Lionsgate is certainly marketing it as one, but the riddle at the center of the film is solved for the audience early on, meaning Knives Out is less a "whodunit" than a "howdunit," and then a "whydunuit." And it totally doesn't matter: the movie is a delight, and certainly a high point of the genre (though if you want a more traditional mystery, Johnson's Brick is probably a better choice).

Writer/director Rian Johnson's last movie was something called The Last Jedi, a trifle of a film which made little impact at the box office and generated no online reaction whatsoever. It therefore makes sense that he'd want to try his hand at something more character-driven, and he's assembled quite the murderer's row for this purpose (pun intended).

Michael Shannon and Jamie Lee Curtis are excellent as Thrombey's two surviving children, Walt and Linda. Walt runs dad's publishing company, but isn't allowed to make key decisions. Linda, on the other hand, is successful in her own right, but her husband Richard (Don Johnson) had a bone of his own to pick with Harlan. Toni Collette is ably vacuous as Joni, widow of Harlan's other son, with grandkids Katherine Langford and Jaeden Martell rounding out the family.

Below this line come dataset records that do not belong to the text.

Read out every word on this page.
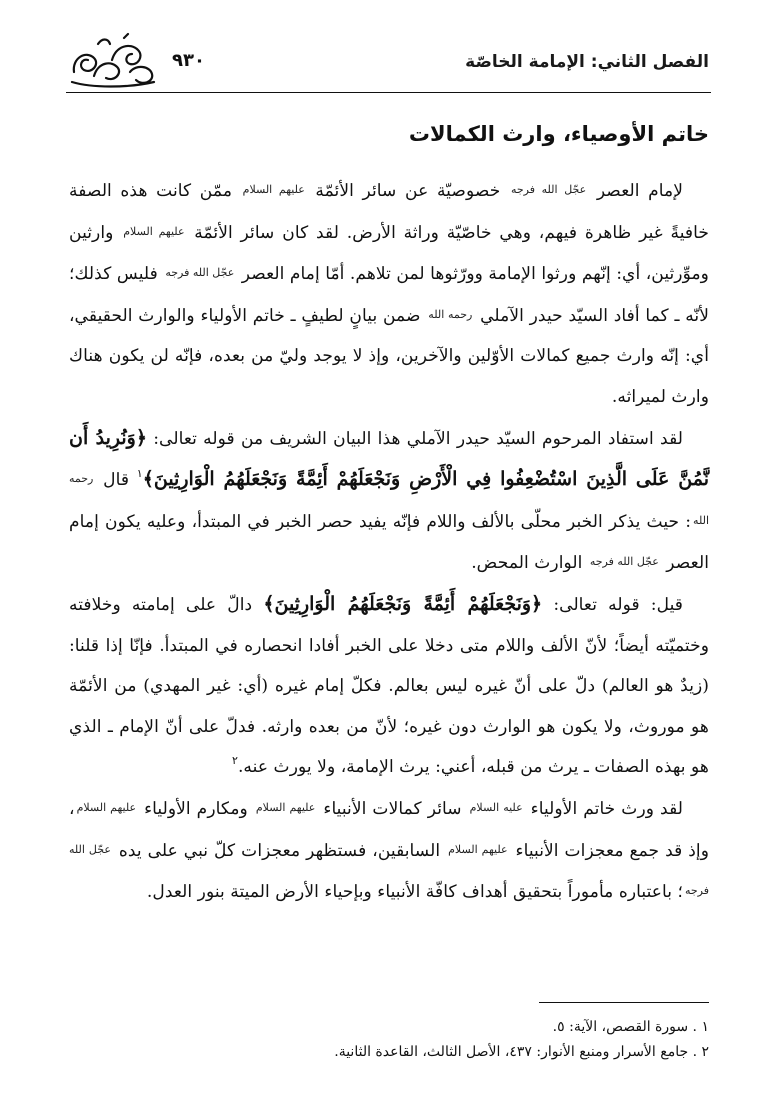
الفصل الثاني: الإمامة الخاصّة
٩٣٠
خاتم الأوصياء، وارث الكمالات

لإمام العصر عجّل الله فرجه خصوصيّة عن سائر الأئمّة عليهم السلام ممّن كانت هذه الصفة خافيةً غير ظاهرة فيهم، وهي خاصّيّة وراثة الأرض. لقد كان سائر الأئمّة عليهم السلام وارثين وموِّرثين، أي: إنّهم ورثوا الإمامة وورّثوها لمن تلاهم. أمّا إمام العصر عجّل الله فرجه فليس كذلك؛ لأنّه ـ كما أفاد السيّد حيدر الآملي رحمه الله ضمن بيانٍ لطيفٍ ـ خاتم الأولياء والوارث الحقيقي، أي: إنّه وارث جميع كمالات الأوّلين والآخرين، وإذ لا يوجد وليّ من بعده، فإنّه لن يكون هناك وارث لميراثه.

لقد استفاد المرحوم السيّد حيدر الآملي هذا البيان الشريف من قوله تعالى: ﴿وَنُرِيدُ أَن نَّمُنَّ عَلَى الَّذِينَ اسْتُضْعِفُوا فِي الْأَرْضِ وَنَجْعَلَهُمْ أَئِمَّةً وَنَجْعَلَهُمُ الْوَارِثِينَ﴾$^١$ قال رحمه الله: حيث يذكر الخبر محلّى بالألف واللام فإنّه يفيد حصر الخبر في المبتدأ، وعليه يكون إمام العصر عجّل الله فرجه الوارث المحض.

قيل: قوله تعالى: ﴿وَنَجْعَلَهُمْ أَئِمَّةً وَنَجْعَلَهُمُ الْوَارِثِينَ﴾ دالّ على إمامته وخلافته وختميّته أيضاً؛ لأنّ الألف واللام متى دخلا على الخبر أفادا انحصاره في المبتدأ. فإنّا إذا قلنا: (زيدٌ هو العالم) دلّ على أنّ غيره ليس بعالم. فكلّ إمام غيره (أي: غير المهدي) من الأئمّة هو موروث، ولا يكون هو الوارث دون غيره؛ لأنّ من بعده وارثه. فدلّ على أنّ الإمام ـ الذي هو بهذه الصفات ـ يرث من قبله، أعني: يرث الإمامة، ولا يورث عنه.$^٢$

لقد ورث خاتم الأولياء عليه السلام سائر كمالات الأنبياء عليهم السلام ومكارم الأولياء عليهم السلام، وإذ قد جمع معجزات الأنبياء عليهم السلام السابقين، فستظهر معجزات كلّ نبي على يده عجّل الله فرجه؛ باعتباره مأموراً بتحقيق أهداف كافّة الأنبياء وبإحياء الأرض الميتة بنور العدل.

١ . سورة القصص، الآية: ٥.

٢ . جامع الأسرار ومنبع الأنوار: ٤٣٧، الأصل الثالث، القاعدة الثانية.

But it's Crai, Ana de Armas, and Chris Evans — as Linda and Richard's son Ransom, who becomes an unlikely ally of Marta's — who really shine. Both are clearly enjoying shedding their more iconic reputations as 007 and America's Ass, respectively (in Evans's case, to portray a real ass).

Craig's Benoit Blanc, dubbed as "the last of the gentleman sleuths" and portrayed as Sherlock Holmes by way of Colonel Shuffle, really stands out. His chicken-friend demeanor lulls the Thrombeys into complacency, setting them up for his (mostly) brilliant elucidation. And he does a Southern accent better than most American actors. He should star in a Gator remake after he's done with Bond.

Johnson also uses modern political hot buttons to tarnish certain characters, which is mostly unnecessary. Richard loudly (and erroneously) praising Marta's family for emigrating to the U.S. "the right way" while others describing her as "part of the family" highlights their hypocrisy, but honestly, they're unsympathetic enough as it is.

And almost as if anticipating the inevitable comparisons, Johnson essentially lampshades similarities to Clue and Blanc's resemblance to a certain British detective (he frequently refers to Marta as "Watson"). This isn't as obnoxious as it sounds, and is probably inevitable given how alike these movies are.

Long on caustic banter and genre tropes — if short on genuine mystery — Knives Out is a lot of fun, and actually wouldn't be a bad choice for a family holiday movie trip. Assuming your family is as capable of murder as most, that is.